Indépendantes, elles sont chargées de vérifier les comptes des collectivités locales et de juger des éventuels conflits relatifs à ces comptes. Elles forment avec la Cour des comptes, sinon un ordre juridictionnel stricto sensu, du moins un ensemble de juridictions, dont l'unité a été soulignée par la rédaction du code des juridictions financières.

Créées par la loi n°82-213 du 2 mars 1982 relative aux droits et libertés des communes, des départements et des régions (articles 84 à 89), elles font maintenant l'objet d'une partie spécifique dans le code des juridictions financières (articles L210-1 et suivants).

En 2007, les chambres comptaient au total 1112 fonctionnaires chargés de les faire fonctionner dont 328 magistrats et rapporteurs, 345 assistants de vérification et 439 agents administratifs[1].

Sommaire

La Cour des comptes et les chambres régionales

Les liens entre la Cour des comptes et les chambres régionales sont étroits.

Contrôle hiérarchique

La Cour opère un contrôle hiérarchique sur le fonctionnement des chambres régionales.

La gestion des moyens des chambres est assurée par la Cour qui est, par ailleurs, chargée d'une mission d'inspection permanente des chambres régionales des comptes. Le procureur général près la Cour des comptes anime le réseau des procureurs financiers (anciennement commissaires du gouvernement)[2] près les chambres régionales des comptes.

Lien juridique

Il existe un lien juridique entre la Cour des comptes et les chambres régionales.

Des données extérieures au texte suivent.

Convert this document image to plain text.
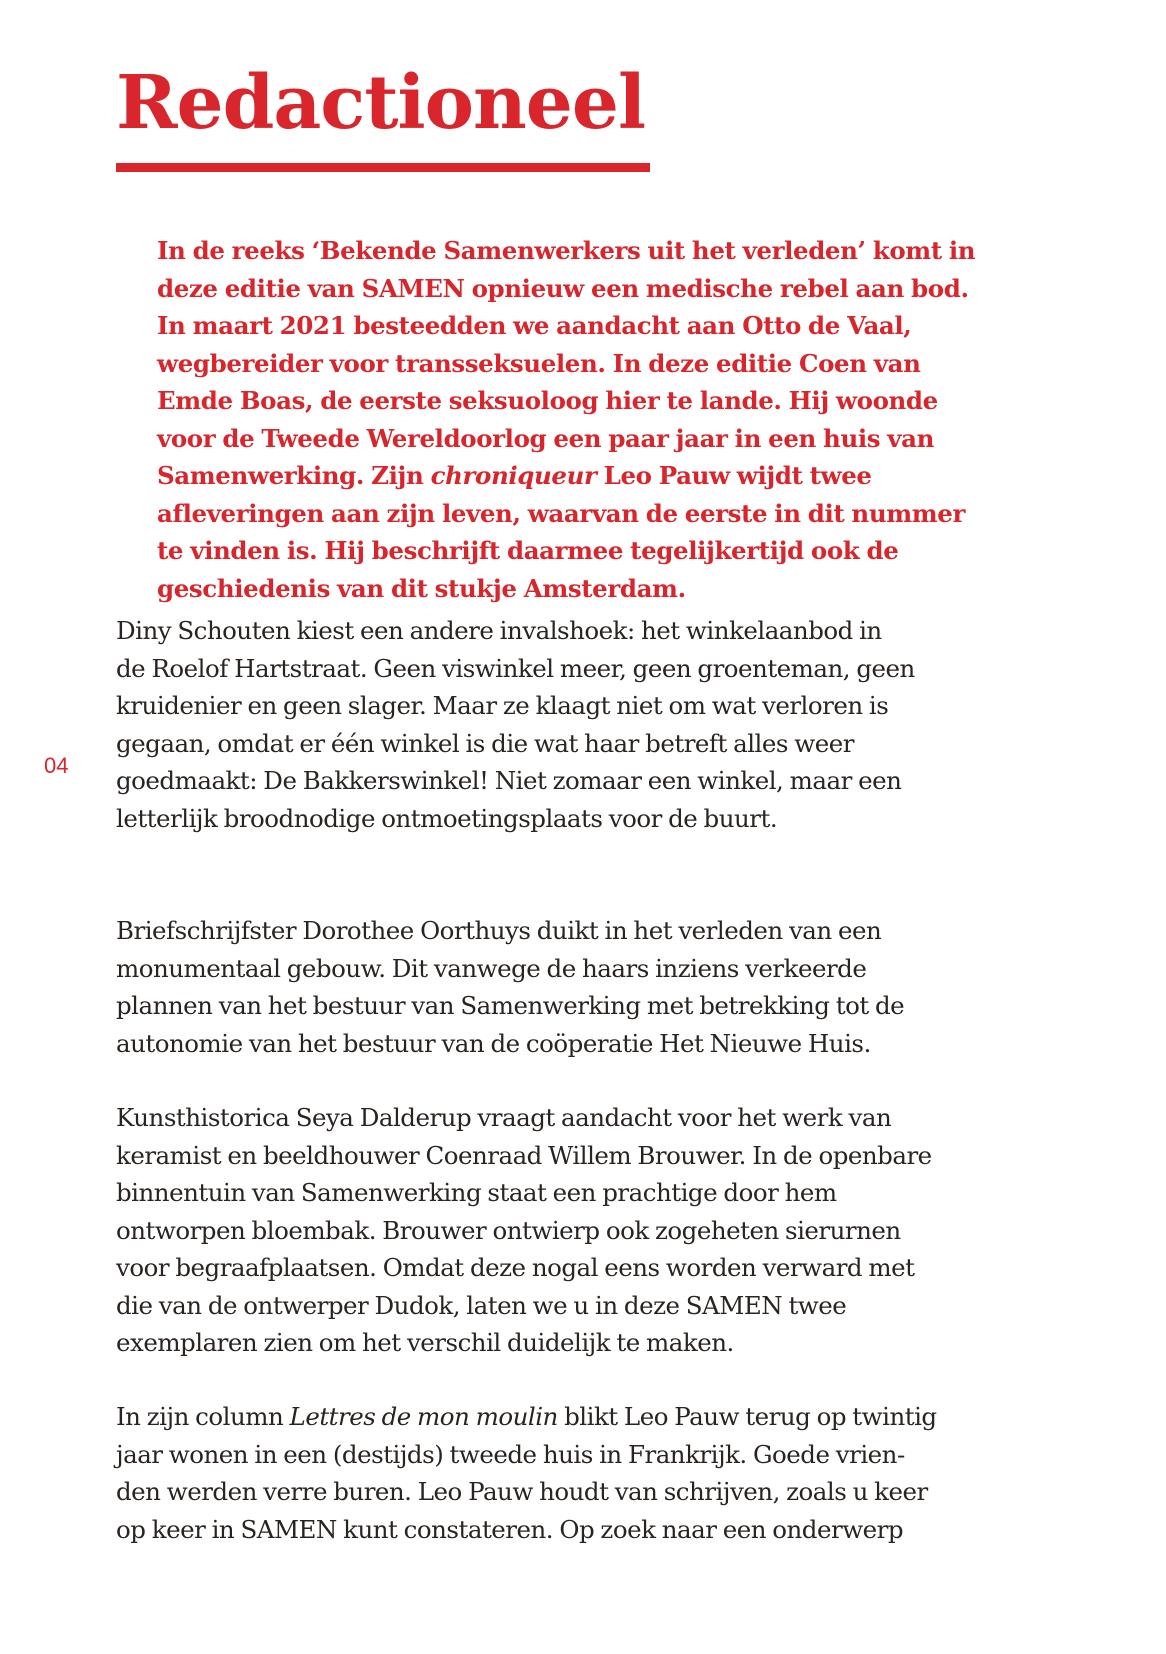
Redactioneel
In de reeks ‘Bekende Samenwerkers uit het verleden’ komt in
deze editie van SAMEN opnieuw een medische rebel aan bod.
In maart 2021 besteedden we aandacht aan Otto de Vaal,
wegbereider voor transseksuelen. In deze editie Coen van
Emde Boas, de eerste seksuoloog hier te lande. Hij woonde
voor de Tweede Wereldoorlog een paar jaar in een huis van
Samenwerking. Zijn chroniqueur Leo Pauw wijdt twee
afleveringen aan zijn leven, waarvan de eerste in dit nummer
te vinden is. Hij beschrijft daarmee tegelijkertijd ook de
geschiedenis van dit stukje Amsterdam.
04
Diny Schouten kiest een andere invalshoek: het winkelaanbod in
de Roelof Hartstraat. Geen viswinkel meer, geen groenteman, geen
kruidenier en geen slager. Maar ze klaagt niet om wat verloren is
gegaan, omdat er één winkel is die wat haar betreft alles weer
goedmaakt: De Bakkerswinkel! Niet zomaar een winkel, maar een
letterlijk broodnodige ontmoetingsplaats voor de buurt.
Briefschrijfster Dorothee Oorthuys duikt in het verleden van een
monumentaal gebouw. Dit vanwege de haars inziens verkeerde
plannen van het bestuur van Samenwerking met betrekking tot de
autonomie van het bestuur van de coöperatie Het Nieuwe Huis.
Kunsthistorica Seya Dalderup vraagt aandacht voor het werk van
keramist en beeldhouwer Coenraad Willem Brouwer. In de openbare
binnentuin van Samenwerking staat een prachtige door hem
ontworpen bloembak. Brouwer ontwierp ook zogeheten sierurnen
voor begraafplaatsen. Omdat deze nogal eens worden verward met
die van de ontwerper Dudok, laten we u in deze SAMEN twee
exemplaren zien om het verschil duidelijk te maken.
In zijn column Lettres de mon moulin blikt Leo Pauw terug op twintig
jaar wonen in een (destijds) tweede huis in Frankrijk. Goede vrien-
den werden verre buren. Leo Pauw houdt van schrijven, zoals u keer
op keer in SAMEN kunt constateren. Op zoek naar een onderwerp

La Cour est le juge d'appel des chambres régionales (le Conseil d'État est juge de cassation) pour ce qui concerne le jugement des comptes des comptables publics.

Actions communes

La Cour et les chambres participent à des enquêtes communes, sous l'égide d'un comité de liaison. Les chambres contribuent à l'élaboration du rapport public annuel de la Cour et collaborent aux enquêtes qui débouchent sur des rapports publics particuliers[3].

Rapprochements humains

Des formations communes permettent aux magistrats de la Cour et des chambres des comptes de délibérer ensemble sur ces travaux communs. Sur le plan statutaire, les présidents de chambre régionale ou territoriale des comptes sont des magistrats de la Cour des comptes détachés dans un statut d’emploi (les magistrats de CRC nommés président de chambre sont également nommés conseillers référendaires à la Cour). Un accès spécifique au grade de conseiller maître et de conseiller référendaire de deuxième classe a été institué par la loi du n° 2001-1248 du 21 décembre 2001 au bénéfice des magistrats de CRC.

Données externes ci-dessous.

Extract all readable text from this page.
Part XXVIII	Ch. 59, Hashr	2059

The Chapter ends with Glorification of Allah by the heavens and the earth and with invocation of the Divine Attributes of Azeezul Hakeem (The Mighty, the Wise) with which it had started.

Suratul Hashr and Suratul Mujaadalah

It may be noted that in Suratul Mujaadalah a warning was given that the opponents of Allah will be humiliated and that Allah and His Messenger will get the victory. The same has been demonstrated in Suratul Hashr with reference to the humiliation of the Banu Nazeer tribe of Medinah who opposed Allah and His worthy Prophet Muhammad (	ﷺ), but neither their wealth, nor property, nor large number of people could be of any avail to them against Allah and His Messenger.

Les missions des chambres régionales des comptes

Les chambres régionales des comptes sont nées de la décentralisation, en 1982. Ce sont des services déconcentrés de l'État, à forme juridictionnelle. Le contrôle a posteriori dans le domaine financier, qui a été substitué au contrôle a priori relevant de la tutelle, devait être exercé par des institutions de l'État, indépendantes et proches des contrôlés.

La mission transversale des chambres est une mission de régulation de la décentralisation. Elles contribuent à assurer l'équilibre nouveau des pouvoirs et des compétences voulu par le législateur. Elles veillent à la régularité, à la qualité et à la probité des gestions publiques locales. Elles contribuent, par leurs observations de gestion et par leurs avis budgétaires, à l'équilibre des finances locales.

Outre le pouvoir d'engager la responsabilité personnelle et pécuniaire des comptables publics (débets), elles disposent d'un important pouvoir : celui d'informer. Leur mode d'intervention est éminemment démocratique. C'est en assurant la transparence des gestions publiques, en informant par des avis et des rapports d'observations (qui sont publics), à la foi les élus, les citoyens et les pouvoirs publics (en plaçant ceux-ci devant leurs responsabilités), qu'elles obtiennent la correction des irrégularités et le redressement des erreurs de gestion.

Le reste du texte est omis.